1- “Size karınlarından çıkan sütlerden içiririz.” Yani kanla yem artıkları arasından çıkan sütü içer, bu sütten yağ, peynir v.s. elde edersiniz.

2- “Sizin için onlarda daha birçok menfaatler vardır.” Bu hayvanların yün­lerinden ve kıllarından yararlanır, bunlardan elbise ve yaygılar yaparsınız.

3- “ve bunlardan yersiniz.” Yani boğazladıktan sonra etlerinden yersiniz. Bunlardan hem canlı olarak, hem de boğazlandıktan sonra yararlanırsınız.

4- “Bir de onların üzerinde ve gemilerin üstünde taşınırsınız.” Yani bu hay­vanların sırtına binersiniz, denizde gemilerden yararlandığınız gibi karada da ağır yüklerinizi bu hayvanların üzerinde uzak beldelere ve memleketlere taşırsınız.

“Onlar sizin ağırlıklarınızı yüklenir, ancak nefislerin meşakkatiyle ulaşabi­leceğiniz bir memlekete götürürler. Şüphesiz ki Rabbiniz çok şefkatli, çok mer­hamet edicidir.” (Nahl, 16/7).
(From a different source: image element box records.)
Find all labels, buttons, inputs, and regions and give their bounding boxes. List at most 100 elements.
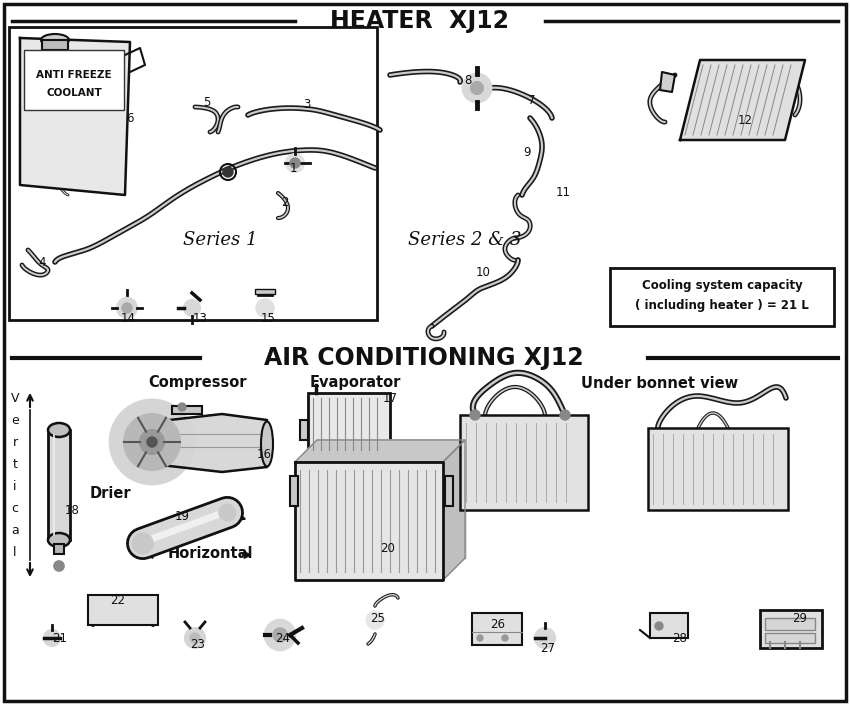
Text: r: r	[13, 436, 18, 448]
Text: ( including heater ) = 21 L: ( including heater ) = 21 L	[635, 300, 809, 312]
Circle shape	[140, 430, 164, 454]
Ellipse shape	[41, 34, 69, 46]
Bar	[88, 595, 158, 625]
Bar	[172, 406, 202, 414]
Text: HEATER  XJ12: HEATER XJ12	[331, 9, 509, 33]
Text: l: l	[14, 546, 17, 558]
Text: 5: 5	[203, 95, 211, 109]
Bar	[472, 613, 522, 645]
Circle shape	[178, 403, 186, 411]
Text: Evaporator: Evaporator	[309, 376, 400, 391]
Text: 8: 8	[464, 73, 472, 87]
Text: AIR CONDITIONING XJ12: AIR CONDITIONING XJ12	[264, 346, 584, 370]
Text: 14: 14	[121, 312, 135, 324]
Bar	[300, 420, 308, 440]
Text: 15: 15	[261, 312, 275, 324]
Text: i: i	[14, 479, 17, 493]
Circle shape	[122, 303, 132, 313]
Circle shape	[184, 300, 200, 316]
Polygon shape	[152, 414, 267, 472]
Text: Series 1: Series 1	[183, 231, 258, 249]
Bar	[760, 610, 822, 648]
Polygon shape	[317, 440, 465, 558]
Ellipse shape	[261, 422, 273, 467]
Text: t: t	[13, 458, 18, 470]
Bar	[648, 428, 788, 510]
Text: 9: 9	[524, 145, 530, 159]
Polygon shape	[295, 462, 443, 580]
Circle shape	[366, 611, 384, 629]
Text: 11: 11	[556, 185, 570, 199]
Text: a: a	[11, 524, 19, 537]
Text: 24: 24	[275, 632, 291, 644]
Text: 25: 25	[371, 611, 385, 625]
Text: c: c	[12, 501, 19, 515]
Circle shape	[273, 628, 287, 642]
Text: 20: 20	[381, 541, 395, 555]
Bar	[48, 430, 70, 540]
Text: COOLANT: COOLANT	[46, 88, 102, 98]
Text: 23: 23	[190, 639, 206, 651]
Circle shape	[535, 628, 555, 648]
Text: 12: 12	[738, 114, 752, 126]
Polygon shape	[443, 440, 465, 580]
Polygon shape	[295, 440, 465, 462]
Circle shape	[44, 630, 60, 646]
Circle shape	[147, 437, 157, 447]
Bar	[290, 476, 298, 506]
Circle shape	[54, 561, 64, 571]
Circle shape	[470, 410, 480, 420]
Text: Drier: Drier	[90, 486, 132, 501]
Circle shape	[286, 154, 304, 172]
Text: 6: 6	[127, 111, 133, 125]
Polygon shape	[660, 72, 675, 92]
Circle shape	[190, 633, 200, 643]
Bar	[308, 393, 390, 455]
Text: 17: 17	[382, 391, 398, 405]
Bar	[42, 40, 68, 50]
Ellipse shape	[48, 533, 70, 547]
Text: 19: 19	[174, 510, 190, 524]
Bar	[255, 289, 275, 294]
Bar	[9, 27, 377, 320]
Circle shape	[560, 410, 570, 420]
Circle shape	[463, 74, 491, 102]
Text: 1: 1	[289, 161, 297, 175]
Text: 13: 13	[193, 312, 207, 324]
Circle shape	[256, 299, 274, 317]
Text: 21: 21	[53, 632, 67, 644]
Polygon shape	[20, 38, 130, 195]
Circle shape	[110, 400, 194, 484]
Circle shape	[265, 620, 295, 650]
Circle shape	[223, 167, 233, 177]
Text: Horizontal: Horizontal	[167, 546, 252, 560]
Bar	[445, 476, 453, 506]
Text: ANTI FREEZE: ANTI FREEZE	[37, 70, 112, 80]
Text: 29: 29	[792, 611, 808, 625]
Polygon shape	[680, 60, 805, 140]
Ellipse shape	[48, 423, 70, 437]
Circle shape	[185, 628, 205, 648]
Text: 7: 7	[528, 94, 536, 106]
Text: 26: 26	[490, 618, 506, 632]
Text: 27: 27	[541, 642, 556, 654]
Text: 10: 10	[475, 266, 490, 278]
Circle shape	[117, 298, 137, 318]
Text: 28: 28	[672, 632, 688, 644]
Bar	[54, 544, 64, 554]
Circle shape	[290, 158, 300, 168]
Circle shape	[471, 82, 483, 94]
Bar	[765, 618, 815, 630]
Text: Compressor: Compressor	[149, 376, 247, 391]
Text: 3: 3	[303, 99, 311, 111]
Text: V: V	[11, 391, 20, 405]
Circle shape	[477, 635, 483, 641]
Circle shape	[502, 635, 508, 641]
Text: Under bonnet view: Under bonnet view	[581, 376, 739, 391]
Text: Cooling system capacity: Cooling system capacity	[642, 279, 802, 293]
Text: Series 2 & 3: Series 2 & 3	[408, 231, 522, 249]
Bar	[24, 50, 124, 110]
Circle shape	[133, 534, 153, 553]
Text: 4: 4	[38, 255, 46, 269]
Text: 22: 22	[110, 594, 126, 606]
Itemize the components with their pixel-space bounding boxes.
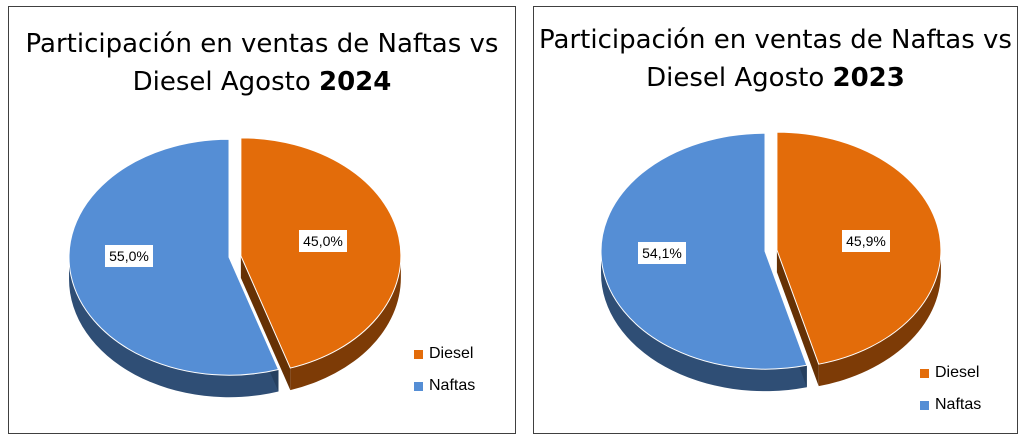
data-label-naftas: 54,1% [642, 245, 682, 261]
pie-slice-naftas [68, 138, 280, 376]
chart-title: Participación en ventas de Naftas vs Die… [534, 21, 1017, 97]
legend-item-naftas: Naftas [414, 370, 475, 402]
data-label-box-naftas [105, 245, 153, 267]
legend-swatch-naftas [414, 381, 423, 391]
pie-side-naftas [69, 257, 279, 398]
legend-label-naftas: Naftas [429, 377, 476, 394]
legend-item-diesel: Diesel [414, 338, 475, 370]
pie-side-diesel [818, 250, 941, 387]
legend-label-diesel: Diesel [935, 364, 980, 381]
legend-item-diesel: Diesel [920, 357, 981, 389]
legend-swatch-diesel [414, 349, 423, 359]
data-label-naftas: 55,0% [109, 248, 149, 264]
data-label-box-naftas [638, 242, 686, 264]
chart-2024: Participación en ventas de Naftas vs Die… [8, 6, 516, 434]
pie-slice-naftas [600, 132, 808, 370]
data-label-box-diesel [842, 230, 890, 252]
chart-2023: Participación en ventas de Naftas vs Die… [533, 6, 1018, 434]
chart-title-year: 2024 [319, 67, 392, 97]
pie-side-diesel [290, 255, 401, 391]
legend: Diesel Naftas [414, 338, 475, 402]
data-label-box-diesel [299, 230, 347, 252]
pie-chart: 45,9% 54,1% [600, 131, 942, 392]
chart-title-year: 2023 [832, 63, 905, 93]
pie-cut-diesel-1 [240, 255, 291, 391]
data-label-diesel: 45,9% [846, 233, 886, 249]
legend-swatch-diesel [920, 368, 929, 378]
legend-item-naftas: Naftas [920, 389, 981, 421]
legend-label-diesel: Diesel [429, 345, 474, 362]
pie-side-naftas [601, 251, 807, 392]
legend: Diesel Naftas [920, 357, 981, 421]
chart-title-text: Participación en ventas de Naftas vs Die… [25, 29, 499, 97]
data-label-diesel: 45,0% [303, 233, 343, 249]
legend-swatch-naftas [920, 400, 929, 410]
chart-title-text: Participación en ventas de Naftas vs Die… [539, 25, 1012, 93]
pie-chart: 45,0% 55,0% [68, 137, 402, 398]
chart-title: Participación en ventas de Naftas vs Die… [9, 25, 515, 101]
pie-cut-diesel-1 [776, 250, 819, 387]
legend-label-naftas: Naftas [935, 396, 982, 413]
pie-slice-diesel [240, 137, 402, 369]
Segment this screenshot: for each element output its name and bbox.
“Ellerimizin işleyip yaptıklarından kendileri için bunca davarlar yarattığı­mızı, bu sayede onlara malik olmuş bulunduklarını da görmediler mi? Biz on­ları kendi emirlerine verdik. İşte binecekleri bunlardan, yiyecekleri bundandır. Bunlarda kendileri için daha nice menfaatler ve içecekler vardır. Hâlâ şükret­mezler mi?” (Yasin, 36/71-73).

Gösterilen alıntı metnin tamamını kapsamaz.